POR UM ENSINO DE HISTÓRIA PARA A VIDA
Thiago Acácio Raposo
Graduado em História pela UEPB

Pergunta clássica, mas que ainda maltrata muitos historiadores despreparados e/ou no início de sua vida acadêmica: por que ensinar e estudar história? Certamente, quase todos historiadores já foram submetidos a esse questionamento. Alunos, colegas de outras disciplinas, familiares e amigos, todos insistem em fazer essa pergunta tão complexa. Respondendo de forma breve: a história nasce com o homem e é impossível separa-los. Estudamos e ensinamos história para sermos conhecedores do passado e produtores de nosso presente. Estudamos para conhecer outras culturas e para entendermos como a nossa se formou. Estudamos história porque ela é uma parte da humanidade, por que ela cheira a sangue humano. Porque ela conta um pouco de todos nós e porque somos frutos dela.
Mas, o que a História estuda? Ela estuda o homem no tempo.
Quem é o historiador e qual o seu papel? Para responder a essa questão, impossível não citar o grande mestre Marc Bloch quando afirma que "O bom historiador se parece com o ogro da lenda. Onde fareja carne humana, sabe que ali está sua caça” (2001, p.20). O historiador é o cientista e intelectual responsável pelos estudos sobre vida dos homens, partindo de análises sobre os rastros deixados por estes em sua passagem pelo planeta.

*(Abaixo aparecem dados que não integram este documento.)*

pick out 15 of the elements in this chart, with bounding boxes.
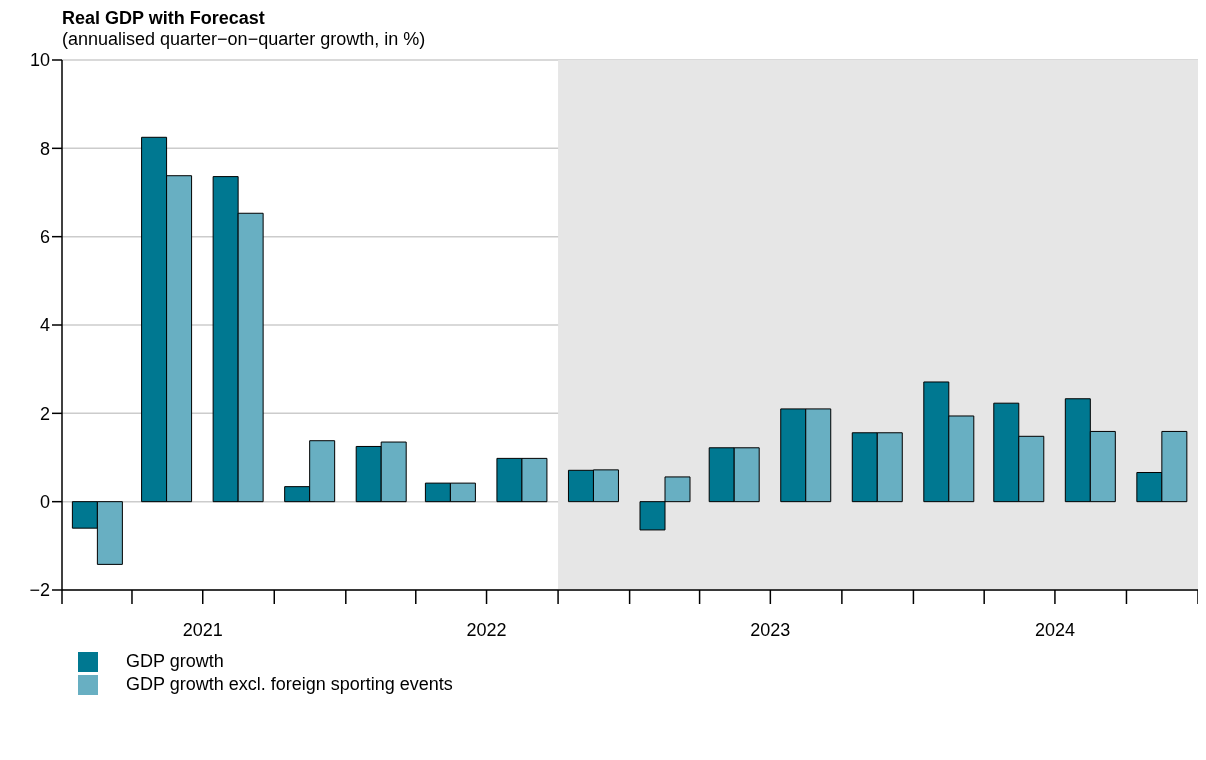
y-tick-label: 6 [39, 227, 50, 248]
y-tick-label: 0 [39, 492, 50, 513]
y-tick-label: −2 [29, 580, 50, 601]
legend-label: GDP growth excl. foreign sporting events [126, 673, 453, 696]
y-tick-label: 2 [39, 403, 50, 424]
y-tick-label: 10 [29, 50, 50, 71]
chart-title: Real GDP with Forecast [62, 8, 266, 29]
legend-label: GDP growth [126, 650, 224, 673]
chart-subtitle: (annualised quarter−on−quarter growth, in %) [62, 29, 427, 50]
y-tick-label: 8 [39, 138, 50, 159]
x-tick-label: 2024 [1034, 620, 1075, 640]
x-tick-label: 2021 [182, 620, 223, 640]
x-tick-label: 2022 [466, 620, 507, 640]
y-tick-label: 4 [39, 315, 50, 336]
x-tick-label: 2023 [750, 620, 791, 640]
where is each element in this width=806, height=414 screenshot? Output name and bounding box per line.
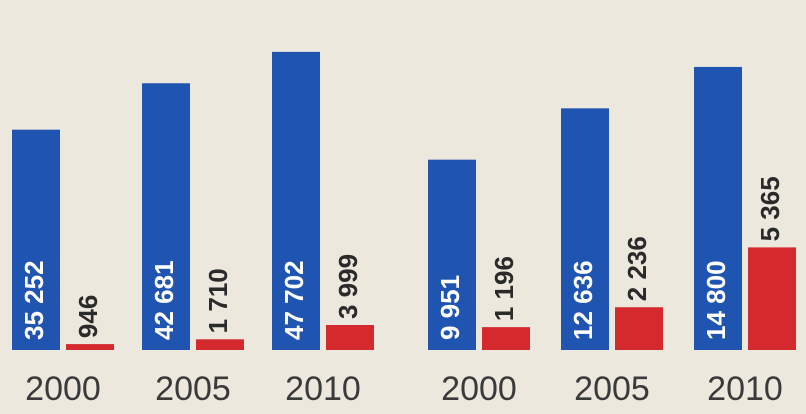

O pesquisador tem como função a manutenção e reflexão dos conhecimentos históricos, transmitindo seus pontos de vista através de livros, artigos e palestras para assim atingir o outro historiador, aquele que está na sala de aula. O historiador que está na sala de aula possui uma árdua tarefa: transmitir o conhecimento histórico a 40 alunos (em média por sala de aula) e propor a reflexão e a construção de novos saberes para 40 subjetividades distintas. Sem dúvida, trata-se de uma das profissões mais difíceis de exercer. Ele deve, através de seu estilo, propor discussões sobre o conhecimento histórico de forma viva e livre, entendendo que os frutos dessas discussões deverão construir novos posicionamentos e não repetir os já existentes.
Como nos aponta Elisabete Aparecida Monteiro (2012, p. 7), o estilo é a individualidade e o movimento do espirito. É no estilo que uma cultura guarda os seus tesouros e é ele o responsável por qualquer transmissão do saber, pois trata-se de uma maneira singular de testemunho de um saber. O professor, através deste, aborda determinada temática, sem a preocupação de se enquadrar em teorias pedagógicas que limitam a capacidade educativa e que impossibilitam a transmissão do saber.
O estilo é algo único, ele não pode ser transmitido, nem ensinado. A lógica está presente no seguinte contexto: o professor usufrui de um estilo no momento da transmissão do saber e o jovem, ao ter contato com ele, despertaria o seu próprio estilo. Não tratamos de uma reprodução, mas de um despertar. Despertar para a vida e para o saber. Tendo contato com essa forma de ensino livre de regras pedagógicas, a atenção dos jovens poderá ser reconquistada e o brilho em seus olhos poderá retornar. Estudar/ensinar não deve ser um fardo ou uma obrigação. Estudar/ensinar deve ser um prazer.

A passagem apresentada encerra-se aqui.